Income Fund Update: Higher Yields, Wider Spreads, Greater Opportunities
The market sell-off presents attractive opportunities for active fixed income investors despite elevated volatility and recession risks. Here, Dan Ivascyn, who manages the PIMCO Income Fund with Alfred Murata and Josh Anderson, talks with Esteban Burbano, fixed income strategist. Ivascyn discusses where he sees relative value for active managers in the current environment, and how the portfolio is currently positioned.
Q: In the second quarter, the Bloomberg US Aggregate Bond Index slid 4.7% and the Bloomberg US High Yield Index dropped 9.8%. What drove the sell-off and has it changed your outlook?
Ivascyn: Volatility and uncertainty drove the second quarter sell-off. Early in the year and into the second quarter, investors focused on inflation and U.S. Federal Reserve policy. As the quarter progressed, though, their concerns migrated to the impact of policy tightening and geopolitics on economic growth and credit sector performance – concerns that persist today. The market’s dramatic repricing, however, in our view presents better long-term opportunities for active investors than we have seen in years. Yields have risen meaningfully, spreads have widened, and carry has increased, providing a potentially powerful source of return.
Q: Inflation risk is one of the key elements driving this repricing.

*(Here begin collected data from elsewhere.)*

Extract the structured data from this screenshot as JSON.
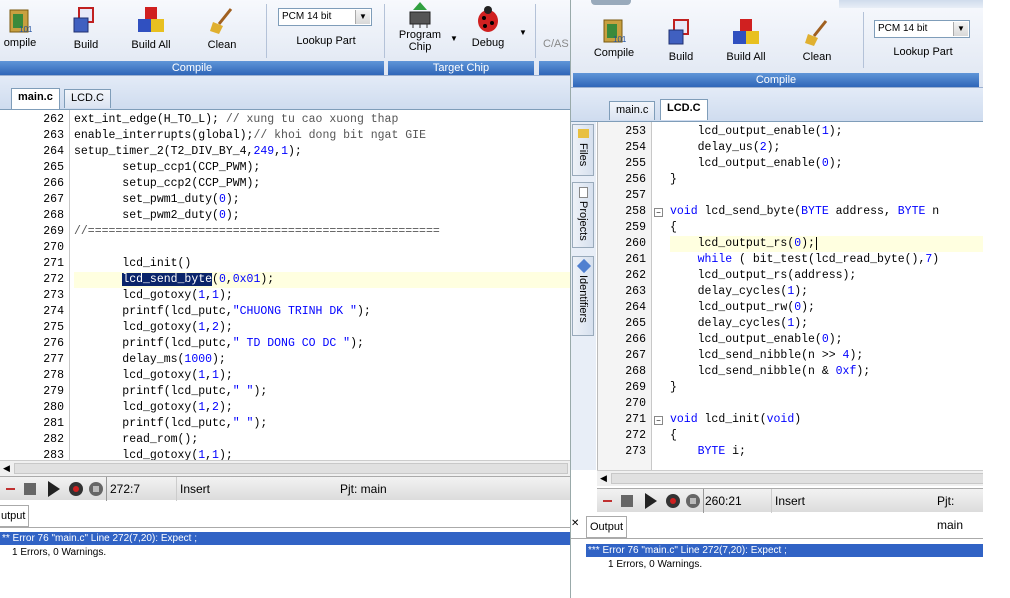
{
  "left": {
    "ribbon": {
      "compile_label": "ompile",
      "build_label": "Build",
      "build_all_label": "Build All",
      "clean_label": "Clean",
      "pcm_value": "PCM 14 bit",
      "lookup_label": "Lookup Part",
      "program_chip_label": "Program\nChip",
      "debug_label": "Debug",
      "cas_label": "C/AS",
      "group_compile": "Compile",
      "group_target": "Target Chip"
    },
    "tabs": [
      {
        "label": "main.c",
        "active": true
      },
      {
        "label": "LCD.C",
        "active": false
      }
    ],
    "gutter_start": 262,
    "lines": [
      "ext_int_edge(H_TO_L); // xung tu cao xuong thap",
      "enable_interrupts(global);// khoi dong bit ngat GIE",
      "setup_timer_2(T2_DIV_BY_4,249,1);",
      "       setup_ccp1(CCP_PWM);",
      "       setup_ccp2(CCP_PWM);",
      "       set_pwm1_duty(0);",
      "       set_pwm2_duty(0);",
      "//===================================================",
      "",
      "       lcd_init()",
      "       lcd_send_byte(0,0x01);",
      "       lcd_gotoxy(1,1);",
      "       printf(lcd_putc,\"CHUONG TRINH DK \");",
      "       lcd_gotoxy(1,2);",
      "       printf(lcd_putc,\" TD DONG CO DC \");",
      "       delay_ms(1000);",
      "       lcd_gotoxy(1,1);",
      "       printf(lcd_putc,\" \");",
      "       lcd_gotoxy(1,2);",
      "       printf(lcd_putc,\" \");",
      "       read_rom();",
      "       lcd_gotoxy(1,1);"
    ],
    "status": {
      "position": "272:7",
      "mode": "Insert",
      "project": "Pjt: main"
    },
    "output_tab": "utput",
    "error_line": "** Error 76 \"main.c\" Line 272(7,20): Expect ;",
    "summary_line": "1 Errors,  0 Warnings."
  },
  "right": {
    "ribbon": {
      "compile_label": "Compile",
      "build_label": "Build",
      "build_all_label": "Build All",
      "clean_label": "Clean",
      "pcm_value": "PCM 14 bit",
      "lookup_label": "Lookup Part",
      "group_compile": "Compile"
    },
    "tabs": [
      {
        "label": "main.c",
        "active": false
      },
      {
        "label": "LCD.C",
        "active": true
      }
    ],
    "side_tabs": [
      "Files",
      "Projects",
      "Identifiers"
    ],
    "gutter_start": 253,
    "lines": [
      "    lcd_output_enable(1);",
      "    delay_us(2);",
      "    lcd_output_enable(0);",
      "}",
      "",
      "void lcd_send_byte(BYTE address, BYTE n",
      "{",
      "    lcd_output_rs(0);",
      "    while ( bit_test(lcd_read_byte(),7)",
      "    lcd_output_rs(address);",
      "    delay_cycles(1);",
      "    lcd_output_rw(0);",
      "    delay_cycles(1);",
      "    lcd_output_enable(0);",
      "    lcd_send_nibble(n >> 4);",
      "    lcd_send_nibble(n & 0xf);",
      "}",
      "",
      "void lcd_init(void)",
      "{",
      "    BYTE i;"
    ],
    "status": {
      "position": "260:21",
      "mode": "Insert",
      "project": "Pjt: main"
    },
    "output_tab": "Output",
    "error_line": "*** Error 76 \"main.c\" Line 272(7,20): Expect ;",
    "summary_line": "1 Errors,  0 Warnings."
  },
  "colors": {
    "accent": "#3163c5",
    "selection": "#0a246a",
    "current_line": "#ffffe0",
    "keyword": "#0000ff"
  }
}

How are you thinking about inflation risk today and for the cyclical horizon?
Ivascyn: Our base case view is that U.S inflation likely peaked in June but will remain elevated well into 2023, perhaps even 2024, before it trends down toward central bank targets. Although prices of some key commodities are declining and other price pressures have begun to dissipate, we believe inflation will remain a significant risk factor for investors, driven by uncertainty around the war in Ukraine, other geopolitical risks, and the evolution of COVID-19.